Ini hanya dugaan Ahrin saja sebenarnya. Tapi menurutnya, dia bisa mendapatkan sesuatu dari Jimin.
Sepertinya Jimin tahu sesuatu soal foto itu.
***
Taehyung hanya diam, memandangi ponselnya terus dengan tatapan kosong sedang tangannya memegangi sendok.
''Makanan tidak akan masuk sendiri, Tae.''
Suara itu membuat Taehyung menoleh. Begitu kepala Taehyung teralih ke arah pintu, dia mendapati sosok ayahnya, Kim Jaehyun, tengah melepas jas sambil tersenyum.
''Ayah yang memeriksa sekolah tadi?''
''Dan Ayah mencarimu tadi.''
''Aku latihan. Syukur tadi aku tidak berada di sekolah.''
Kim Jaehyun mengangguk paham sebelum kakinya berjalan menuju wastafel.
''Hari ini Ibu masak apa?''
Taehyung menggeser sedikit piringnya agar ayahnya bisa melihat isi dari piringnya.
''Tempura. Lagi.''
Spontan Kim Jaehyun tertawa. Beberapa hari yang lalu memang istrinya baru belajar membuat tempura. Tapi dia tidak menyangka kalau makanan yang baru saja dipelajari sang istri akan menjadi menu makan malam mereka hampir seminggu ini.
Taehyung menyuapi makanan ke dalam mulutnya. Dan sambil menguyah laki-laki itu membuka percakapan. ''Ngomong-ngomong, Yah, ada barang bukti dari bom tadi?''
''Hanya ponsel,'' jawab Kim Jaehyun sambil menggaruk tengkuknya kasar. Pria paruh baya itu kemudian menarik kursi untuk duduk dan makan.

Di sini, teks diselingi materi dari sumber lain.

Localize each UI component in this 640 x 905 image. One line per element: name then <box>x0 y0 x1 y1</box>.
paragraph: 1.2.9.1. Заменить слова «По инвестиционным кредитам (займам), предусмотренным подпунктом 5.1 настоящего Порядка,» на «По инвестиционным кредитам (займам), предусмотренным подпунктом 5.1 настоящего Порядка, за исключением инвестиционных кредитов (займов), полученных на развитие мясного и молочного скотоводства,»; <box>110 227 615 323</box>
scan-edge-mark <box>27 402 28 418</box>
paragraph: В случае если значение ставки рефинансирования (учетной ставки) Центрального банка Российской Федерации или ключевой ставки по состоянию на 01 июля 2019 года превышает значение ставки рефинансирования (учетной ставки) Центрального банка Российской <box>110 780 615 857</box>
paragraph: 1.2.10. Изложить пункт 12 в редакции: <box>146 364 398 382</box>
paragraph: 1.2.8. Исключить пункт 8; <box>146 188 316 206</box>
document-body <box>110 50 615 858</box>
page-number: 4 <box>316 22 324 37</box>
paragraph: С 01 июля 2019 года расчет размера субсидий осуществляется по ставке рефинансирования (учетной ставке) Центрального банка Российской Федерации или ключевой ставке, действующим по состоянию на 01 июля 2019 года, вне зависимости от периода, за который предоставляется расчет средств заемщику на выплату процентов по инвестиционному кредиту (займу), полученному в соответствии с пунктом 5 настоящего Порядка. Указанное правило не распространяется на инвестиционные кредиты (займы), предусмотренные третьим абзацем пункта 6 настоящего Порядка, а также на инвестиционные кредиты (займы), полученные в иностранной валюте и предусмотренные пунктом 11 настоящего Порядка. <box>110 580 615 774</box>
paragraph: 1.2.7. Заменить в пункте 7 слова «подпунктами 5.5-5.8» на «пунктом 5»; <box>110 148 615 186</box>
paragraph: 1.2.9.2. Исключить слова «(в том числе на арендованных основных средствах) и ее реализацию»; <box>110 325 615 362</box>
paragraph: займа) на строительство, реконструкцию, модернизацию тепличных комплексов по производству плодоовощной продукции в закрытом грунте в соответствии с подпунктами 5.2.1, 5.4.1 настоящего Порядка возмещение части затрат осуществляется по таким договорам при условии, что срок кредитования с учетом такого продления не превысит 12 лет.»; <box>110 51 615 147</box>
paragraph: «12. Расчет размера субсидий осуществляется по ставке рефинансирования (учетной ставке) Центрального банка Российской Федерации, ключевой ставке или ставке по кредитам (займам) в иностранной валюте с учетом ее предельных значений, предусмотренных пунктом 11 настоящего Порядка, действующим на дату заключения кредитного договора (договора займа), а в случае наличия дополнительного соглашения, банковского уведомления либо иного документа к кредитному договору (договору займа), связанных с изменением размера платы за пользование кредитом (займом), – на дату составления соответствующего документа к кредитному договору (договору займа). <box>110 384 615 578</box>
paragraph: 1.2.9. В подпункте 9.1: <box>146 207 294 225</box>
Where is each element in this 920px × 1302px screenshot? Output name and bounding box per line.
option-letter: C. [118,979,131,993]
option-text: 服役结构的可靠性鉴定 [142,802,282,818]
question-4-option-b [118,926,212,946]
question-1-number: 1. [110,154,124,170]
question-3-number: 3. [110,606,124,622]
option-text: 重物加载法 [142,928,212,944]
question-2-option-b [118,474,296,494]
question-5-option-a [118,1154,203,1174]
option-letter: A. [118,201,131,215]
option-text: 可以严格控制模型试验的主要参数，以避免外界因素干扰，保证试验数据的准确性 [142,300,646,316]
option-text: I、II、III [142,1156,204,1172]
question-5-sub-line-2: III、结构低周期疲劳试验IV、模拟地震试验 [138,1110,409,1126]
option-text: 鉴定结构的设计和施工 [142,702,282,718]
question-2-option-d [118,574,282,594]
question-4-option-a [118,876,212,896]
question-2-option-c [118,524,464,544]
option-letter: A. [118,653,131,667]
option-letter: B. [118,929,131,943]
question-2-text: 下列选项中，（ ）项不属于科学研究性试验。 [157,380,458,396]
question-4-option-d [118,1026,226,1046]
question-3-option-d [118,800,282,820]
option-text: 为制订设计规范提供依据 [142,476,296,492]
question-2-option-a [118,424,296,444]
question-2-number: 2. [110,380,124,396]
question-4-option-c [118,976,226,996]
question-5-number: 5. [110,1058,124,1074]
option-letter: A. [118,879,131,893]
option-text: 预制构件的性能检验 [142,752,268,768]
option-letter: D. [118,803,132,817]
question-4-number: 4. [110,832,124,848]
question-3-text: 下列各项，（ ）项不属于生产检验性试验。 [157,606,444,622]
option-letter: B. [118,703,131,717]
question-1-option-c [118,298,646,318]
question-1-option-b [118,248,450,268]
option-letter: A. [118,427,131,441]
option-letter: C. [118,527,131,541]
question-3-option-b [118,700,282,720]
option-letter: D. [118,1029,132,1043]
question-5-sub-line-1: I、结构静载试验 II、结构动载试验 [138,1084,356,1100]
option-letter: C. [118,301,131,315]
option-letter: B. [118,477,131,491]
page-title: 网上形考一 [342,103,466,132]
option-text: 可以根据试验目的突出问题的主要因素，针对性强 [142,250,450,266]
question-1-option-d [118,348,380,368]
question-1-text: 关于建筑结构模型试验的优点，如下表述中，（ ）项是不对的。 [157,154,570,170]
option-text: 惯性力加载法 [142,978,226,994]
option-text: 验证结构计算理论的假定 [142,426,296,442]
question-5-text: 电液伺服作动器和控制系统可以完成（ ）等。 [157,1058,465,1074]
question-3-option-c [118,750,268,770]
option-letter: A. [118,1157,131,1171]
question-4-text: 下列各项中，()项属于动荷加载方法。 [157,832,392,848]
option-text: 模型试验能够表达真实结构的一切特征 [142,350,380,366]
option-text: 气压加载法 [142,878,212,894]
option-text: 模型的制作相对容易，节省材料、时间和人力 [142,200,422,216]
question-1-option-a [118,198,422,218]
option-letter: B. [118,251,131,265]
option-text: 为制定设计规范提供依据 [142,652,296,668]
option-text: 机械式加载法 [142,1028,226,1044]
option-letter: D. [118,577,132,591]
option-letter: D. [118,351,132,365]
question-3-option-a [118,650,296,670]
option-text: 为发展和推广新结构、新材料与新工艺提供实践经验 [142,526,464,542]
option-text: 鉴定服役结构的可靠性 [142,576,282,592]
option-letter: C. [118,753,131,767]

Tidak ada yang Taehyung katakan lagi. Dia hanya bergumam kecil sebelum kembali menyuapi mulutnya. Dalam hati Taehyung merasa sedikit agak lega. Kalau begitu dia masih aman.
KAMU SEDANG MEMBACA
The Prodigy ♤ (✓)
Fanfiction[AVAILABLE ON GOOGLE PLAY STORE/PLAY BOOK] [Full version for sale only.] Sebelumnya, yang kutahu Park Jimin hanyalah anak nakal yang jadi bahan omongan siswa lain. Dia tidak punya teman, dan dia bahkan tidak punya bakat. Dia aneh. Tapi hari itu, aku...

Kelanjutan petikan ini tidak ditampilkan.